Personal Project - NBA Data Analysis using machine learning, web scraping, and Python visualization
Data: Every single NBA player's stats and their likelihood of being voted as MVP from the years 1991-2021. The chance of winning MVP is measured using the award_share column. Value between 0 and 1 derived from voting panel. This model can predict voting panel scores for MVP candidates with a 97% accuracy rate using player information such as 3Pt percentage, assists, blocks, steals, freethrow percentage, etc during a season.
Various statistical tests including R^2, MSE, RMS demonstrate error rate < 4%. Strong R^2 value .97 close to 1. Graph of actual and predicted values of MVP voting points is very similar, with most predicted values lying on actual values line.
#################################################
Single variable linear regression. Asseses how the win percentage of a candidate's team determines their chance of winning MVP. Poor r^2 value of .15 demonstrates no correlation. Scatter plot also demonstrates points all over the place with no line of best fit.

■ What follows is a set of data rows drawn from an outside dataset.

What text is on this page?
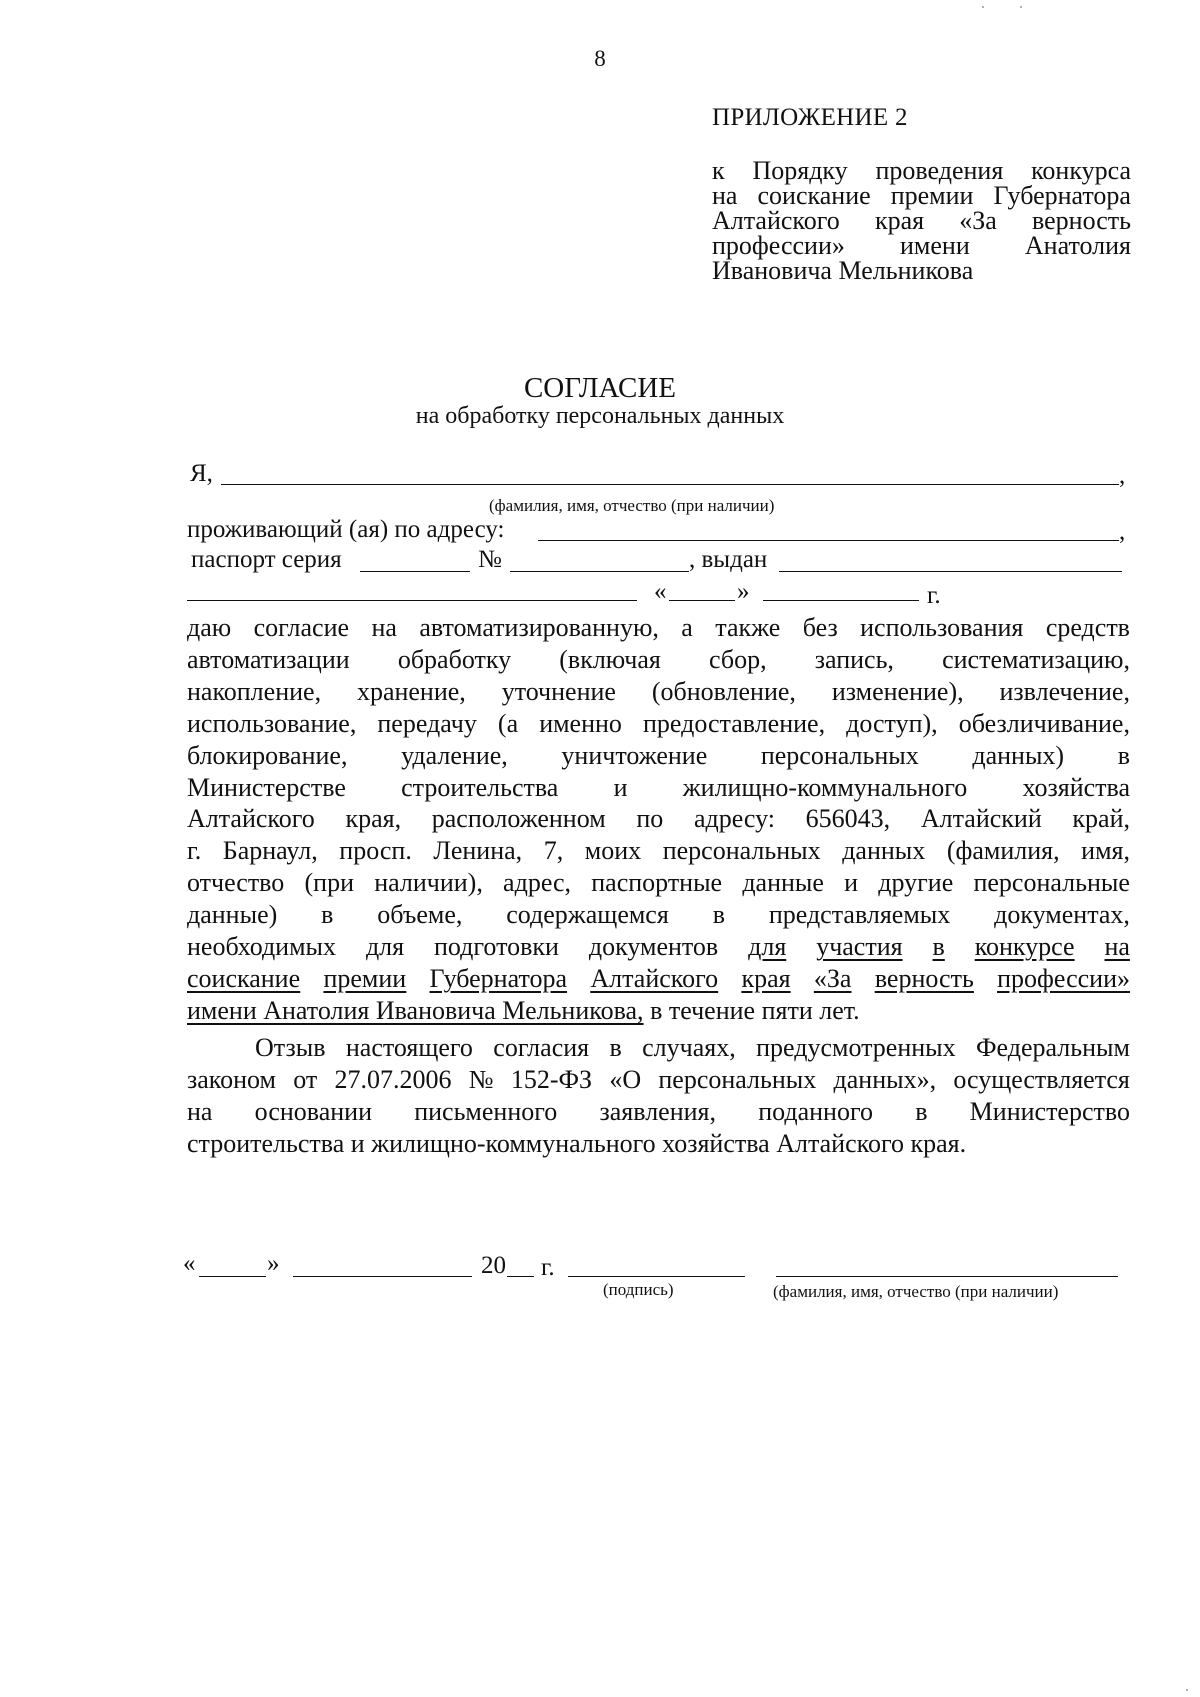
8
ПРИЛОЖЕНИЕ 2
к Порядку проведения конкурса
на соискание премии Губернатора
Алтайского края «За верность
профессии» имени Анатолия
Ивановича Мельникова
СОГЛАСИЕ
на обработку персональных данных
Я,	,
(фамилия, имя, отчество (при наличии)
проживающий (ая) по адресу:	,
паспорт серия	№	, выдан
«	»	г.
даю согласие на автоматизированную, а также без использования средств
автоматизации обработку (включая сбор, запись, систематизацию,
накопление, хранение, уточнение (обновление, изменение), извлечение,
использование, передачу (а именно предоставление, доступ), обезличивание,
блокирование, удаление, уничтожение персональных данных) в
Министерстве строительства и жилищно-коммунального хозяйства
Алтайского края, расположенном по адресу: 656043, Алтайский край,
г. Барнаул, просп. Ленина, 7, моих персональных данных (фамилия, имя,
отчество (при наличии), адрес, паспортные данные и другие персональные
данные) в объеме, содержащемся в представляемых документах,
необходимых для подготовки документов для участия в конкурсе на
соискание премии Губернатора Алтайского края «За верность профессии»
имени Анатолия Ивановича Мельникова, в течение пяти лет.
Отзыв настоящего согласия в случаях, предусмотренных Федеральным
законом от 27.07.2006 № 152-ФЗ «О персональных данных», осуществляется
на основании письменного заявления, поданного в Министерство
строительства и жилищно-коммунального хозяйства Алтайского края.
«	»	20 г.
(подпись)	(фамилия, имя, отчество (при наличии)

Rather this model allows us to infer that MVP is purely based on an individual player's performance rather than team performance. Graph of player's points per game and likelihoodof winning MVP shows strong positive correlation. Logistic regression model demonstrated poor correlations and statistics, indicating it is incorrect choice of prediction.
PART 2 of Project: Web Scraping
Scraped Golden State Warrior's page on basketballreference.com and extracted roaster stats through python's beatiful soup library.
Iteratively extracted players individual person achievements by scraping their personal websites through URL data concatenation. Derived every warrior's player's achievement during their career. Also scraped personal demographic data such as height, weight, twitter handle, etc by iteratively scraping. Get_stats function on index.py provides every players data from 1991-2021 when a year in inputted.